The Role of a Patriot
“It’s gotta settle down for the good of America” – Governor John Kasich, Ohio
“The most stringent protection of free speech would not protect a man in falsely shouting fire in a theatre and causing a panic.” – Justice Oliver Wendell Holmes
Tradition holds that Americans argue ‘like Hell’ about the Presidential election, then, after the votes are cast and the dust settles, take the win or swallow the loss, and bind together in support. Even after the highly questionable Bush v Gore election of 2000, with the dubious outcome decided by the Supreme Court, the country came together behind a President in crisis nine months later on September 11th.
Trump supporters, with historical justification, feel that the nation owes the same to the current President. They are increasingly frustrated with the growing drumbeat of opposition to Trump, not just with the Mueller investigation, but the daily commentary from Twitter to the New York Times. The publication of Michael Wolff’s book, Fire and Fury, rubs even more salt in the wound. They feel that Trump is the duly (fair and square) elected President, and America should get behind him, or get out of the way.
Leave aside, they say, the eight years of President Obama when the opposition used every means to thwart his agenda. Let go of the “birther movement,” Merrick Garland’s Supreme Court nomination, the sixty times the House of Representatives voted to abolish part or all of the Affordable Care Act, and Trey Gowdy’s $8 million Benghazi investigation. Get over the Russian involvement in the 2016 election from Facebook to voting machines. The behavior of the right should not determine the norm. More simply, two wrongs shouldn’t make a right (or a left).
An American Patriot is someone who believes in this country and the historical foundations that make it “special.” A Patriot believes in “American Exceptionalism:” that the United States is unique as an example of Democracy and a leader in the world, a “shining city on the hill” (as President Reagan would say.) So what should be the role of a Patriot in the Trumpian world?
The Patriot’s problem is this. Should they follow the lead of Ohio’s John Kasich, a Republican conservative who has been a leader in opposition to President Trump? Kasich states, despite his opposition, that we must “settle down,” and get on with the business of governing America. Even Democrats have taken a similar stand, with Leaders Pelosi and Schumer remaining focused on the agenda, and dampening loose talk of impeachment and removal.
Following that traditional line, Democrats need to concentrate on the election of 2018, win the House and even the Senate, and return the Government to the “status quo” of shared power. In this way, they can protect the causes that the Trump administration seems so determined to destroy. Whatever Mueller comes up with (given that the current Republican Congressional investigations will ultimately be rigged) we’ll deal with then.

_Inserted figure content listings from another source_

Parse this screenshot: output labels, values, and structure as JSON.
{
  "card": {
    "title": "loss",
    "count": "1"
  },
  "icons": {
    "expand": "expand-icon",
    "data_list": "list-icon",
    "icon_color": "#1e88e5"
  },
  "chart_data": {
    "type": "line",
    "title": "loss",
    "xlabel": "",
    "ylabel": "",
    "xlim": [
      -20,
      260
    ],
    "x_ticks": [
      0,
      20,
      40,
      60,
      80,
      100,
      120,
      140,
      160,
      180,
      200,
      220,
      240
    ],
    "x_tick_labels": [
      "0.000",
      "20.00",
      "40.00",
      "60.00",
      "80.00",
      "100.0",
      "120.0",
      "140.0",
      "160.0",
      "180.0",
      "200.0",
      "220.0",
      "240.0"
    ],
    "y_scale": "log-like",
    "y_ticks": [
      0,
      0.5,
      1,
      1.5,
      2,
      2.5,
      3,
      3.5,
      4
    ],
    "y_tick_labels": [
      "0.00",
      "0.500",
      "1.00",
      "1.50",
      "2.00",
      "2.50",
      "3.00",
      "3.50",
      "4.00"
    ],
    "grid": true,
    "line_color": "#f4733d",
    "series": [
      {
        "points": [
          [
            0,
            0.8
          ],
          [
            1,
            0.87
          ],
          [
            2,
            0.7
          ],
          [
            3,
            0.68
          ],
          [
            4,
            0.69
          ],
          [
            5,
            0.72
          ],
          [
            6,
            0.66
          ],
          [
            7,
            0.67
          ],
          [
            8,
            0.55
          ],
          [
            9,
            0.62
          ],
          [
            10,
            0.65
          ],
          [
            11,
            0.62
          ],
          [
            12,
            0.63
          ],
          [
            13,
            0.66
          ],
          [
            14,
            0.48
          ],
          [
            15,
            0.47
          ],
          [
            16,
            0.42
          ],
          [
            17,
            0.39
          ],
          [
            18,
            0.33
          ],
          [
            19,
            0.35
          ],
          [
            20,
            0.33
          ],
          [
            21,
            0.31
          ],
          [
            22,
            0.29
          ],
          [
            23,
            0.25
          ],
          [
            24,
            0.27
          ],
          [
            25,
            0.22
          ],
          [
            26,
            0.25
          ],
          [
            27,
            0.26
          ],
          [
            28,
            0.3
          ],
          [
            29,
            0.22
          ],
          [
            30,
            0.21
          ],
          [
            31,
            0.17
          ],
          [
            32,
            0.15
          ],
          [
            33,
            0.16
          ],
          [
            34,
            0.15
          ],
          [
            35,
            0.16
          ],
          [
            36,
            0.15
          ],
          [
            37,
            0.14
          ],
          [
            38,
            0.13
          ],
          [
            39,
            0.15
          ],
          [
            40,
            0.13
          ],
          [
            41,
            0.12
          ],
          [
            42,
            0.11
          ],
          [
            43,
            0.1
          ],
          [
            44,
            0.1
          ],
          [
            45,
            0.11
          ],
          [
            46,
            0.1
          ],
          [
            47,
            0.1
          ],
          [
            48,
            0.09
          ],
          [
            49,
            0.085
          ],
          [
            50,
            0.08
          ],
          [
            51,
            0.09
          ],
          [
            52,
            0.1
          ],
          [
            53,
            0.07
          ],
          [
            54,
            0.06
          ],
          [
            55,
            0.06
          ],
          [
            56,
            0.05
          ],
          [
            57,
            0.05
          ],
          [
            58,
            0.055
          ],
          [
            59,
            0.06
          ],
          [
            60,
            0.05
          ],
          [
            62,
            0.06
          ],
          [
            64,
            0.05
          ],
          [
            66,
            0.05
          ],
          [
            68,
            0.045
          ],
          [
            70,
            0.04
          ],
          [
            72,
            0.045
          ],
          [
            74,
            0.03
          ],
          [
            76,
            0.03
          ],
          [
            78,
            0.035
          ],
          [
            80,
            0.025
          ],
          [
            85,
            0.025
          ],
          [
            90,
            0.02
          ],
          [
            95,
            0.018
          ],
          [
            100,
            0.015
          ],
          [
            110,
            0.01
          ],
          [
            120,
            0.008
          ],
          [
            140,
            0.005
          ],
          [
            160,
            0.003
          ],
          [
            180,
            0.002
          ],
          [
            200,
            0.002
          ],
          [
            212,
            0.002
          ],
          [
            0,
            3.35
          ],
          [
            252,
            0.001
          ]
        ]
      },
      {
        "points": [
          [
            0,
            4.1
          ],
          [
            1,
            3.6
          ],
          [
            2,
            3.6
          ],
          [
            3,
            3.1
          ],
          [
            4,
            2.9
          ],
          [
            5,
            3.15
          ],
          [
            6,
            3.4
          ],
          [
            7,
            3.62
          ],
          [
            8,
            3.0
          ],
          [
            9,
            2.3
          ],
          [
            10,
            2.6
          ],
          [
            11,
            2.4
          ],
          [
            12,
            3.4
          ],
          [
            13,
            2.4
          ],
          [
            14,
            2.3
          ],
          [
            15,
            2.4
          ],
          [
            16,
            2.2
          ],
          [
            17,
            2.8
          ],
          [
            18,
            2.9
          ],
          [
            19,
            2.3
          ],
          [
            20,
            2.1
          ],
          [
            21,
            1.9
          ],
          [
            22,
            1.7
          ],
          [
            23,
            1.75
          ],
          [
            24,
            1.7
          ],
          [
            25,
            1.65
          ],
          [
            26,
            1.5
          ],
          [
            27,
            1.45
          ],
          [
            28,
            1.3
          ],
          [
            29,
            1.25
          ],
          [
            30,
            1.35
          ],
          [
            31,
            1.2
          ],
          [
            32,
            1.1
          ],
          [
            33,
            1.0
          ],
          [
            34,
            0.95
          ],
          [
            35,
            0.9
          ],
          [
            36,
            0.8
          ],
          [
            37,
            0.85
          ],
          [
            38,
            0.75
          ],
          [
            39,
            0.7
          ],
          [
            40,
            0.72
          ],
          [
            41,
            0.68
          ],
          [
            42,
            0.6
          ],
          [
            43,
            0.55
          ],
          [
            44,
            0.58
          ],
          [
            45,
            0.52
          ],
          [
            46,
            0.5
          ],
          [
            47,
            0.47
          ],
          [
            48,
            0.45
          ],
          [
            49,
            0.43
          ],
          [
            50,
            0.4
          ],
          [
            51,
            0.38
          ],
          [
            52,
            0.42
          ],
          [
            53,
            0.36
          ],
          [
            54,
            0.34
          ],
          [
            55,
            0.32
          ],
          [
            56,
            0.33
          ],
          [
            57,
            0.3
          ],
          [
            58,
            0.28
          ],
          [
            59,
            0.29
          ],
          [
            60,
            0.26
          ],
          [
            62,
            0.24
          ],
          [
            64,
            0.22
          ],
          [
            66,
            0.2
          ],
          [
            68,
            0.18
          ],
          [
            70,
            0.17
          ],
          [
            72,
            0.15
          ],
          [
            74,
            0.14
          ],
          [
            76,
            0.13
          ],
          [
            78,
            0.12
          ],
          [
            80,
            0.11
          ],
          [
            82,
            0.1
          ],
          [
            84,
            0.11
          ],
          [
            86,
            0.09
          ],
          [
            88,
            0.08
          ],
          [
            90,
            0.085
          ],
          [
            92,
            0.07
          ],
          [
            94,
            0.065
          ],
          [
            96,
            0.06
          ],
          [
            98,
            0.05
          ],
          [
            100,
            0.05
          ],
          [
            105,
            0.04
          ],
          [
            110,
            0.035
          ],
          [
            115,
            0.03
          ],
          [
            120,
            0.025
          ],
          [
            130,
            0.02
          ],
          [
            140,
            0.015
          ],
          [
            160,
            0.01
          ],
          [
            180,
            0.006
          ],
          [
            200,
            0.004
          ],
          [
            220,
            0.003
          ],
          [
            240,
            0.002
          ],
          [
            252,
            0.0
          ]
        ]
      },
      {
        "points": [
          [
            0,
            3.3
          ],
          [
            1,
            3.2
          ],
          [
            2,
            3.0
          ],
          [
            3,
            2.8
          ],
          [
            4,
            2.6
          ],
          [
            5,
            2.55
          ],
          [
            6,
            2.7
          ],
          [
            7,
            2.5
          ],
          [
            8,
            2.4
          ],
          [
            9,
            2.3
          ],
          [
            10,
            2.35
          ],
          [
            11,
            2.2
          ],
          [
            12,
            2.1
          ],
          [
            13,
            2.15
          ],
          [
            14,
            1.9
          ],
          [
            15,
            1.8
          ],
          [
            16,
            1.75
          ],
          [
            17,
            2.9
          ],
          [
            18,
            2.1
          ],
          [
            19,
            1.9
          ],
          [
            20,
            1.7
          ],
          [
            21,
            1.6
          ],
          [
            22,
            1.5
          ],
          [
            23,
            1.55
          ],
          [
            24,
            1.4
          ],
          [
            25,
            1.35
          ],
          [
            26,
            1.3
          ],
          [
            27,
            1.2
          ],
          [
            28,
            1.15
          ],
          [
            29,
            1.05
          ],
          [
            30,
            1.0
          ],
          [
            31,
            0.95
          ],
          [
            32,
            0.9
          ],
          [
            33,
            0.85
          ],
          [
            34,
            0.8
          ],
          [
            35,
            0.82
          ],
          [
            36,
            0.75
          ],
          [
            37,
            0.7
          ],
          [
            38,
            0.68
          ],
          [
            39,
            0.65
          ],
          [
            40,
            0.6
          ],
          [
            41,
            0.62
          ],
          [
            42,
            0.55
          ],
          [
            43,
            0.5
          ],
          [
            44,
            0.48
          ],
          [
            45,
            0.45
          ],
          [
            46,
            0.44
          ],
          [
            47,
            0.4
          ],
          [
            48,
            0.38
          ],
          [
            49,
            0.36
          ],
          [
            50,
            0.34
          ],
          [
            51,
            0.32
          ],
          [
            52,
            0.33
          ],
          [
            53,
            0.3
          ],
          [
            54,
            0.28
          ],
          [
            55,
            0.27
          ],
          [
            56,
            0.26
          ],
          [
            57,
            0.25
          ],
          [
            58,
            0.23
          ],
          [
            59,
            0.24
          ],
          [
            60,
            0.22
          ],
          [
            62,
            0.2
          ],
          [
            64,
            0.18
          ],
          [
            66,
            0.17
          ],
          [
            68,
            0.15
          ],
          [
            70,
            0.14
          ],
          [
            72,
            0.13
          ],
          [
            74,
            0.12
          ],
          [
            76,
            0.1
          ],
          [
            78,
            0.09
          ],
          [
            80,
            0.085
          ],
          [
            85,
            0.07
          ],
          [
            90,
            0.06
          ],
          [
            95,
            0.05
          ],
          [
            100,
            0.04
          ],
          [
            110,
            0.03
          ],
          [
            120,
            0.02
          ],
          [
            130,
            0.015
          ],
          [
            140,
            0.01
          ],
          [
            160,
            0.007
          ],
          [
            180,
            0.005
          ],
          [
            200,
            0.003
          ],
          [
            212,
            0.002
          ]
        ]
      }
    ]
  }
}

Others feel a more immediate terror with Donald Trump at the helm. Not only do they see America’s progress being rolled back, from voting rights to environmental advances to medical care; but they see a Presidency barely in control. The greatest fear: what if there is another 9/11, will this President, through action or neglect, put us in even greater danger? Tweets about the size of his button and stories about a five hour White House workday, do nothing to alleviate that fear.
What then, should be the role of a Patriot, of a loyal American citizen? Is it to sit silently while the United States is dismantled behind the cloud of Trump tweets and the chaos of the White House? Or should the Patriot speak out, calling out each failure and each abridgment of citizen rights. Supreme Court Justice Holmes stated that free speech does not extend to shouting “fire in a crowded theatre.” The exception, of course, is if the theatre IS on fire.